2 sene önce İç İşleri Bakanlığı Genel Sekreteri olan, bugün Rusya taraftarı “Ataka” partisi Ulusal Koordinatörü Svetlozar Radev, fidye olarak toplanan paraların Bulgaristan’da “gece kulüplerine yatırıldığını ve bulunabilmesinin imkânsız olduğunu”  açıkladı.

Tartışmalara bu defa,  “Bulins” adlı Bulgar sigorta şirketi şefi, Devlet Milli Güvenlik Ajansı DANS Başkan Danışmanı Petrov da karıştı ve katillerin ve fidyecilerin bulunamamasının nedeninin bu işlerden sorumlu olan Başsavcı Yardımcısı Boyko Naydenov olduğunu açıkladı. Başsavcı Yardımcısı, bazı kişilerin gelip ifade verdiğini, fidye için insan kaçırma işlerine katıldığını, paraları aldığını ve sonra gidip “Vitoş Dağ” ında filan çamın dibine gömdüğünü gelip iftira ettiğini, 2 şahit olmadan Bulgar yasalarına göre hiç kimseyi tutuklayabilme olanağı olmadığını  açıkladı.

Bu büyük bir itiraf tabii.

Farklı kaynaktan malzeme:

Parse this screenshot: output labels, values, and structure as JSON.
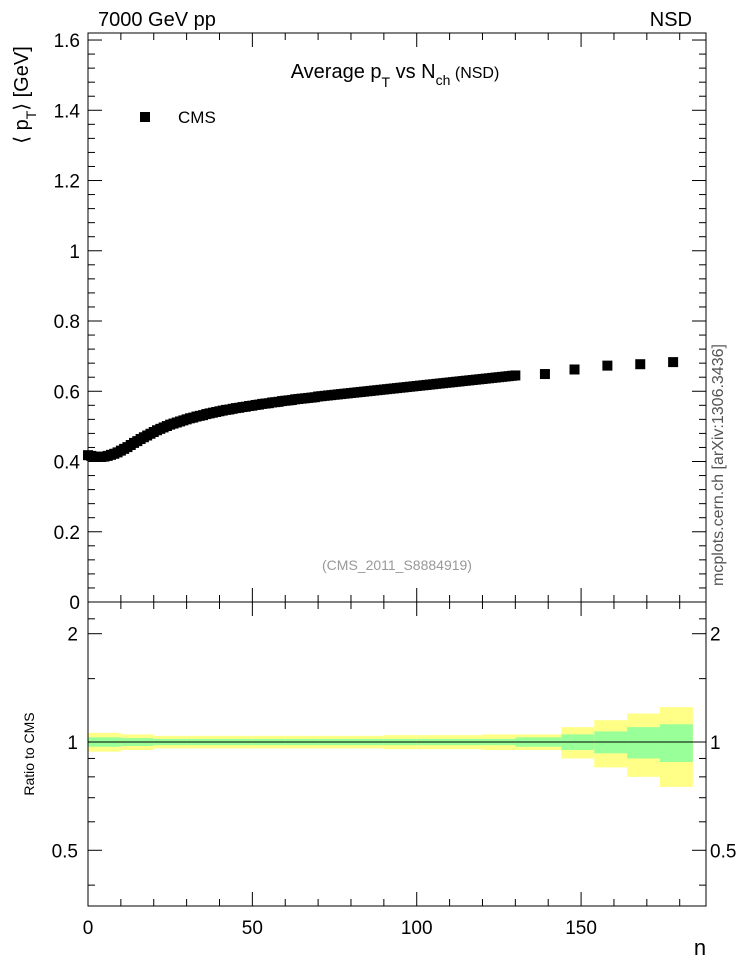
{
  "header": {
    "left": "7000 GeV pp",
    "right": "NSD"
  },
  "side_credit": "mcplots.cern.ch [arXiv:1306.3436]",
  "chart_data": [
    {
      "type": "scatter",
      "title_main": "Average p",
      "title_sub1": "T",
      "title_mid": " vs N",
      "title_sub2": "ch",
      "title_tail": " (NSD)",
      "ylabel_open": "⟨ p",
      "ylabel_sub": "T",
      "ylabel_close": "⟩ [GeV]",
      "xlim": [
        0,
        188
      ],
      "ylim": [
        0,
        1.62
      ],
      "yticks": [
        0,
        0.2,
        0.4,
        0.6,
        0.8,
        1,
        1.2,
        1.4,
        1.6
      ],
      "ytick_labels": [
        "0",
        "0.2",
        "0.4",
        "0.6",
        "0.8",
        "1",
        "1.2",
        "1.4",
        "1.6"
      ],
      "legend": {
        "label": "CMS",
        "position": "top-left"
      },
      "watermark": "(CMS_2011_S8884919)",
      "series": [
        {
          "name": "CMS",
          "x": [
            0,
            1,
            2,
            3,
            4,
            5,
            6,
            7,
            8,
            9,
            10,
            11,
            12,
            13,
            14,
            15,
            16,
            17,
            18,
            19,
            20,
            21,
            22,
            23,
            24,
            25,
            26,
            27,
            28,
            29,
            30,
            31,
            32,
            33,
            34,
            35,
            36,
            37,
            38,
            39,
            40,
            41,
            42,
            43,
            44,
            45,
            46,
            47,
            48,
            49,
            50,
            51,
            52,
            53,
            54,
            55,
            56,
            57,
            58,
            59,
            60,
            61,
            62,
            63,
            64,
            65,
            66,
            67,
            68,
            69,
            70,
            71,
            72,
            73,
            74,
            75,
            76,
            77,
            78,
            79,
            80,
            81,
            82,
            83,
            84,
            85,
            86,
            87,
            88,
            89,
            90,
            91,
            92,
            93,
            94,
            95,
            96,
            97,
            98,
            99,
            100,
            101,
            102,
            103,
            104,
            105,
            106,
            107,
            108,
            109,
            110,
            111,
            112,
            113,
            114,
            115,
            116,
            117,
            118,
            119,
            120,
            121,
            122,
            123,
            124,
            125,
            126,
            127,
            128,
            129,
            130,
            139,
            148,
            158,
            168,
            178
          ],
          "y": [
            0.418,
            0.416,
            0.414,
            0.413,
            0.413,
            0.414,
            0.416,
            0.419,
            0.422,
            0.426,
            0.431,
            0.436,
            0.441,
            0.447,
            0.453,
            0.458,
            0.464,
            0.469,
            0.474,
            0.479,
            0.484,
            0.489,
            0.493,
            0.497,
            0.501,
            0.505,
            0.508,
            0.511,
            0.514,
            0.517,
            0.52,
            0.523,
            0.525,
            0.528,
            0.53,
            0.532,
            0.535,
            0.537,
            0.539,
            0.541,
            0.543,
            0.545,
            0.547,
            0.548,
            0.55,
            0.552,
            0.553,
            0.555,
            0.556,
            0.558,
            0.559,
            0.561,
            0.562,
            0.564,
            0.565,
            0.566,
            0.568,
            0.569,
            0.57,
            0.572,
            0.573,
            0.574,
            0.575,
            0.577,
            0.578,
            0.579,
            0.58,
            0.581,
            0.582,
            0.583,
            0.585,
            0.586,
            0.587,
            0.588,
            0.589,
            0.59,
            0.591,
            0.592,
            0.593,
            0.594,
            0.595,
            0.596,
            0.597,
            0.598,
            0.599,
            0.6,
            0.601,
            0.602,
            0.603,
            0.604,
            0.605,
            0.606,
            0.607,
            0.608,
            0.609,
            0.61,
            0.611,
            0.612,
            0.613,
            0.614,
            0.615,
            0.616,
            0.617,
            0.618,
            0.619,
            0.62,
            0.621,
            0.622,
            0.623,
            0.624,
            0.625,
            0.626,
            0.627,
            0.628,
            0.629,
            0.63,
            0.631,
            0.632,
            0.633,
            0.634,
            0.635,
            0.636,
            0.637,
            0.638,
            0.639,
            0.64,
            0.641,
            0.642,
            0.643,
            0.644,
            0.645,
            0.649,
            0.662,
            0.673,
            0.677,
            0.683
          ],
          "color": "#000000"
        }
      ]
    },
    {
      "type": "area",
      "ylabel": "Ratio to CMS",
      "xlabel": "n",
      "xlim": [
        0,
        188
      ],
      "ylim": [
        0.35,
        2.45
      ],
      "log_y": true,
      "xticks": [
        0,
        50,
        100,
        150
      ],
      "xtick_labels": [
        "0",
        "50",
        "100",
        "150"
      ],
      "yticks": [
        0.5,
        1,
        2
      ],
      "ytick_labels": [
        "0.5",
        "1",
        "2"
      ],
      "reference_value": 1,
      "bands": {
        "edges": [
          0,
          10,
          20,
          30,
          40,
          50,
          60,
          70,
          80,
          90,
          100,
          110,
          120,
          130,
          144,
          154,
          164,
          174,
          184
        ],
        "green_half": [
          0.03,
          0.025,
          0.02,
          0.02,
          0.02,
          0.02,
          0.02,
          0.02,
          0.02,
          0.02,
          0.02,
          0.02,
          0.02,
          0.03,
          0.05,
          0.07,
          0.1,
          0.12
        ],
        "yellow_half": [
          0.06,
          0.05,
          0.04,
          0.04,
          0.04,
          0.04,
          0.04,
          0.04,
          0.04,
          0.045,
          0.045,
          0.045,
          0.05,
          0.05,
          0.1,
          0.15,
          0.2,
          0.25
        ],
        "green_color": "#99ff99",
        "yellow_color": "#ffff88"
      }
    }
  ]
}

Bulgaristan Türklerinden içeri düşüp de kolu kırık, kaburgaları ezilmiş, gözü görmeyen, dayak yemekten defalarca bayılmış, sakatlanmış çıkanların 2 şahit gösteremedikleri için hep eli bağlı kaldılar. Bu, daha 1934’ten bir yasadır ve 1944’ten sonra hiç değiştirilmeden uygulandığı gibi, şimdi de geçerlidir. Burada Bulgaristan’da komünizmin kökü kazınmadı derken, faşizmin de yeniden kükrediği ortadadır. Başbakan Yardımcısı, Savunma Bakanı, Ekonomi Bakanı ve her bakanlıkta birer bakan yardımcısı “Yurtsever Cepheden” oldukça, faşizm tehlikesi hepimizin kapısını çalıyor.

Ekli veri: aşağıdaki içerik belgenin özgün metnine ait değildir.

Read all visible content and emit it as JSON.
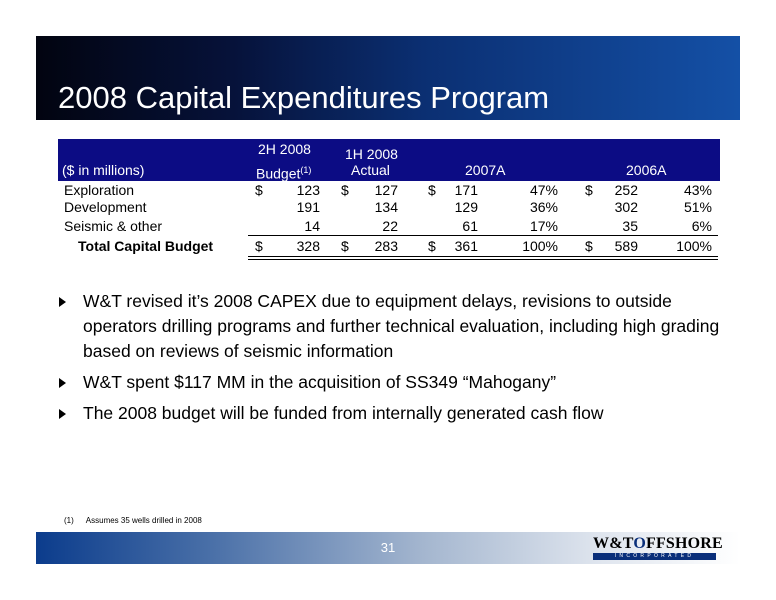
{
  "slide": {
    "title": "2008 Capital  Expenditures Program",
    "page_number": "31"
  },
  "table": {
    "header": {
      "units": "($ in millions)",
      "col_2h_line1": "2H 2008",
      "col_2h_line2": "Budget",
      "col_2h_sup": "(1)",
      "col_1h_line1": "1H 2008",
      "col_1h_line2": "Actual",
      "col_2007": "2007A",
      "col_2006": "2006A"
    },
    "rows": [
      {
        "label": "Exploration",
        "d1": "$",
        "v1": "123",
        "d2": "$",
        "v2": "127",
        "d3": "$",
        "v3": "171",
        "p3": "47%",
        "d4": "$",
        "v4": "252",
        "p4": "43%"
      },
      {
        "label": "Development",
        "d1": "",
        "v1": "191",
        "d2": "",
        "v2": "134",
        "d3": "",
        "v3": "129",
        "p3": "36%",
        "d4": "",
        "v4": "302",
        "p4": "51%"
      },
      {
        "label": "Seismic & other",
        "d1": "",
        "v1": "14",
        "d2": "",
        "v2": "22",
        "d3": "",
        "v3": "61",
        "p3": "17%",
        "d4": "",
        "v4": "35",
        "p4": "6%"
      }
    ],
    "total": {
      "label": "Total Capital Budget",
      "d1": "$",
      "v1": "328",
      "d2": "$",
      "v2": "283",
      "d3": "$",
      "v3": "361",
      "p3": "100%",
      "d4": "$",
      "v4": "589",
      "p4": "100%"
    }
  },
  "bullets": [
    "W&T revised it’s 2008 CAPEX due to equipment delays, revisions to outside operators drilling programs and further technical evaluation, including high grading based on reviews of seismic information",
    "W&T spent $117 MM in the acquisition of SS349 “Mahogany”",
    "The 2008 budget will be funded from internally generated cash flow"
  ],
  "footnote": {
    "marker": "(1)",
    "text": "Assumes 35 wells drilled in 2008"
  },
  "logo": {
    "name_left": "W&T",
    "name_o": "O",
    "name_right": "FFSHORE",
    "tagline": "INCORPORATED"
  },
  "colors": {
    "title_band": "#0b2f72",
    "table_header": "#0c0c84",
    "logo_blue": "#0a2f7a"
  }
}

2009’da “ben fidye için insan kaçıran, el kol kesen, kulak ve dil kesenlerin” kökünü kazıyacağım vadiyle hükümet olan B. Borisov hükümetinin yaptığı bir son açıklamada. Fidye için insan kaçıranların, “1944’ten önce faşizme karşı dağa çıkan partizanların torunları olduğu ve iktidardan pay istedikleri” gün ışığına çıkarılmıştı.

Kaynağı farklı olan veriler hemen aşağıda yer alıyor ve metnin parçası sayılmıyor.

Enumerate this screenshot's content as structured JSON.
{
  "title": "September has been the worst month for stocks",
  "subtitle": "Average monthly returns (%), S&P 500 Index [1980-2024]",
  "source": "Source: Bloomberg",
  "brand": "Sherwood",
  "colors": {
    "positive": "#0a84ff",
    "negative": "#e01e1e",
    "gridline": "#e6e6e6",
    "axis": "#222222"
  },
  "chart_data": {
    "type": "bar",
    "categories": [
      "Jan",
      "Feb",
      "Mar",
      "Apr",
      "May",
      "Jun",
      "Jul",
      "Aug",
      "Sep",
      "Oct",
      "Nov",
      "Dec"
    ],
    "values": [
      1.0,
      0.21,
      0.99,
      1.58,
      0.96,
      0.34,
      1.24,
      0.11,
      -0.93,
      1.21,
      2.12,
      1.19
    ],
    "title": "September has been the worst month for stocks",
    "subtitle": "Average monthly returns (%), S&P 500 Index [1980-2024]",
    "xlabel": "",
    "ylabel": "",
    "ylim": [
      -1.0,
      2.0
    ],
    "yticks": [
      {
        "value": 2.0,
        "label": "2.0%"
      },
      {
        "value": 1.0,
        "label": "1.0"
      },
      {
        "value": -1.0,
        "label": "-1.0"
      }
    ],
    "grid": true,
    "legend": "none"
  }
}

O zaman bu güçlerin kökü kazınamadı. Sadece 2-3’ü içeri atıldı. Topladıkları paralar geri alınmadı. 19 kişi ve arkalarındaki şirketler, aileler, çevreler perişan oldu. Stanko Kolev kaçırılınca 200 kişi işsiz kalmıştı. Alman yatırımları kesilmişti.200 işçinin arkasında üçer kişi olsa 800 kişinin ekmek teknesi kırıldı. Bu olay çok ciddi olmaya başladı.

Bulgaristan’da faşizm 1919’da sonra, Birinci Dünya Savaşı’nda silah kaçakçılarının, Çiftçi Partisi ve halk lideri Aleksandır Stanboliyski’yi elini kolunu, kellesini keserek başlattıkları ve art arda 2 askeri darbe gerçekleştirerek oturttukları bir gaddarlıktı. O zaman, 1919 Nöyi Barış Anlaşması gereği ordudan atılan ve  “biz devletiz” diyerek 1923’te askeri darbe yapan subaylar hortlamıştı. Yasaklar, tutuklamalar, keyfi uygulamalar tırmandıkça tırmanmıştı.  Bu bakıma Bayan Donçeva’nın tespitlerine tamamen katılıyoruz.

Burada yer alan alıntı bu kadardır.